Tem muita gente que critica o grande latifundiário, mas hoje o maior latifundiário do País é o índio. Não podemos transformar o índio em mega-latifundiário
Luiz Antonio Nabhan Garcia, secretário especial de Assuntos Fundiários e Presidente licenciado da União Democrática Ruralista (UDR)

Esperando o Brasil progredir

‘ Godot?”

— Não. Esperando o Brasil.

Tem gente que morreu esperando o Brasil progredir. Eu vivi isso quando aconteceu a bossa nova, houve a inauguração de Brasília; Jorge Amado, Guimarães Rosa estavam presentes, e os antropólogos da minha geração iam derrotar os poderosos e salvar os índios e os pobres. Hoje, eu me cansei de esperar.

O Brasil cansa, diz um amigo.

Mas esperar é a esperança que não pode morrer.

Mas como contemplar o “Brasil” como uma coisa se nós somos parte dessa coisa? Se nós contribuímos para o seu atraso ou progresso?


Quando falamos da sociedade, que são organismos vivos em que nascemos e por suposto queremos bem como pátria, nós nos dividimos. Um lado nosso fala como se fosse de fora; um outro se angustia e confunde porque faz o Brasil. Como cuspir no prato que, bem ou mal, se come? Não é fácil discutir uma relação visceral com a terra na qual viemos ao mundo e entramos no palco da vida e, ao mesmo tempo, ficar esperando que uma “casta” fabricada e eleita por nós a “conserte”, remende ou embrulhe?

Quem é mais velho não esperava testemunhar essa trágica onda de roubalheiras, de descasos, de traições, de mistificações, de irresponsabilidades e, hoje, de primitivismo. Temos uma aguda consciência de que o tempo é curto para ver crescimento, otimismo e vigor. Leio que o ajuste da Previdência levará 12 anos. Será que um cara de 80 vai viver mais 12 anos?

Discernir o significado de uma espera é importante. Escravos não esperavam, inferiores esperam muito, inimigos são mal (ou jamais) atendidos, e os estruturalmente fracos e marginais — os “fodidos” ou cidadãos em geral — simplesmente não existem. A casta de senhores engravatados que nos governa, com seus impecáveis criados e carruagens pretas, sabe que o povo deve esperar pelas proclamações e leis feitas nos palácios e palanques pelos mandões ou “supremos”. Só faltamos chamar o próprio Deus para decidir questões que o bom senso resolveria com um sentido hábil de tempo — como a questão fiscal e seus dramáticos penduricalhos que podem levar à insolvência do Brasil como nação.

Parentes e amigos são atendidos na hora. Não entram em fila, como Alberto Junqueira e eu estudamos no livro “Fila e democracia” (Rocco, 2017). Ali demonstramos que a espera, mesmo temporária, demarca inferioridade sociopolítica. O “esperar sentado” revela a distância entre os segmentos que constituem a alma do Brasil.

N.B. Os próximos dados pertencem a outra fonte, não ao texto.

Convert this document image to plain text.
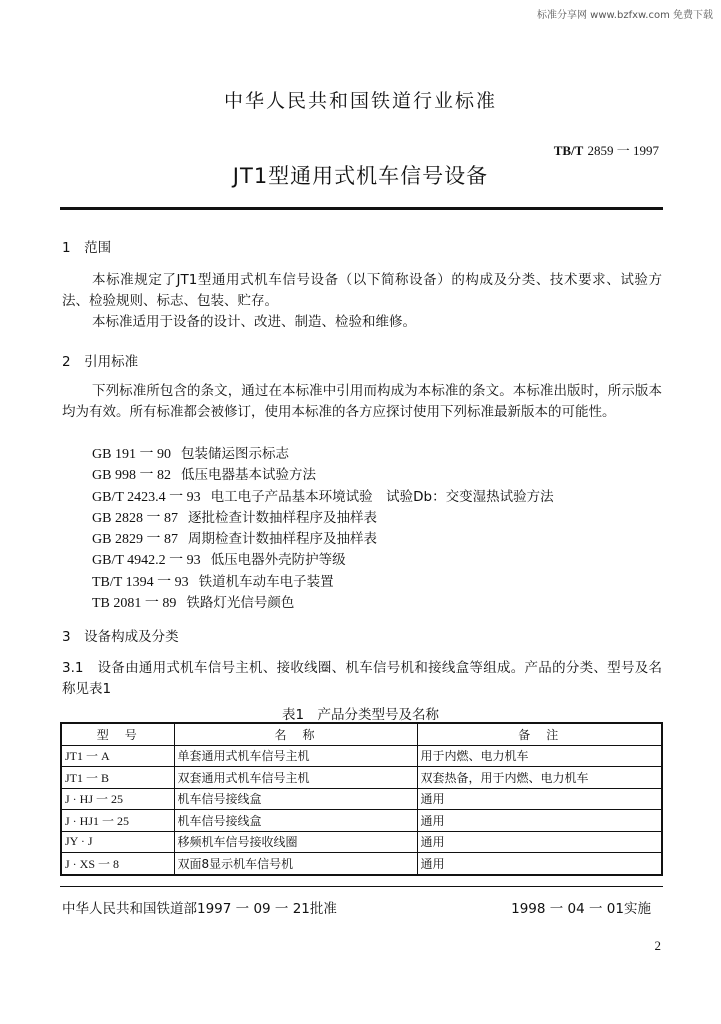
标准分享网 www.bzfxw.com 免费下载
中华人民共和国铁道行业标准
TB/T 2859 一 1997
JT1型通用式机车信号设备
1　范围

本标准规定了JT1型通用式机车信号设备（以下简称设备）的构成及分类、技术要求、试验方法、检验规则、标志、包装、贮存。

本标准适用于设备的设计、改进、制造、检验和维修。

2　引用标准

下列标准所包含的条文，通过在本标准中引用而构成为本标准的条文。本标准出版时，所示版本均为有效。所有标准都会被修订，使用本标准的各方应探讨使用下列标准最新版本的可能性。

GB 191 一 90 包装储运图示标志
GB 998 一 82 低压电器基本试验方法
GB/T 2423.4 一 93 电工电子产品基本环境试验　试验Db：交变湿热试验方法
GB 2828 一 87 逐批检查计数抽样程序及抽样表
GB 2829 一 87 周期检查计数抽样程序及抽样表
GB/T 4942.2 一 93 低压电器外壳防护等级
TB/T 1394 一 93 铁道机车动车电子装置
TB 2081 一 89 铁路灯光信号颜色
3　设备构成及分类

3.1　设备由通用式机车信号主机、接收线圈、机车信号机和接线盒等组成。产品的分类、型号及名称见表1

表1　产品分类型号及名称
型　号	名　称	备　注
JT1 一 A	单套通用式机车信号主机	用于内燃、电力机车
JT1 一 B	双套通用式机车信号主机	双套热备，用于内燃、电力机车
J · HJ 一 25	机车信号接线盒	通用
J · HJ1 一 25	机车信号接线盒	通用
JY · J	移频机车信号接收线圈	通用
J · XS 一 8	双面8显示机车信号机	通用
中华人民共和国铁道部1997 一 09 一 21批准	1998 一 04 一 01实施
2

Nos primeiros anos do Cristianismo, viveu em Roma Lúcio Aneu Sêneca, filósofo e pensador. Foi tutor e conselheiro de Nero, que depois ordenou, tal como ocorreu com Sócrates, o seu suicídio.

Ocupando muitas posições no topo do sistema político-cultural, tinha plena consciência de que todos somos um indivíduo, mas muitas pessoas. Temos muitas máscaras e ocupamos vários papéis cujas matrizes podem ser contraditórias, pois demandam lealdades diversas e decisões diferenciadas.

Num texto célebre, Sêneca ensina uma lição:

“Duas pessoas, diz ele, se combinam num comandante: uma ele compartilha com todos os outros passageiros porque também ele é um passageiro; a outra é peculiar a ele porque ele é o piloto. Uma tempestade o atinge como passageiro, mas não o atinge enquanto piloto”.

Entre ser presidente, médico, prefeito, professor, contador, gerente, vendedor, juiz, motorista, militar e pai, onde ficamos quando sabemos que os interesses e os fins desses papéis são, em certas circunstâncias, antagônicos? Se o aluno merece um zero, mas é meu filho, ele deve ganhar um sete? Qual é o papel que deve englobar o conflito potencial de papéis da casa e da rua nos regimes democráticos?

É uma densa ironia eleger um candidato autoproclamado republicano para vê-lo governando aristocraticamente, sendo persistentemente embaraçado por seus príncipes. Tal como os velhos caciques e raposas que ele se comprometeu solenemente a não imitar.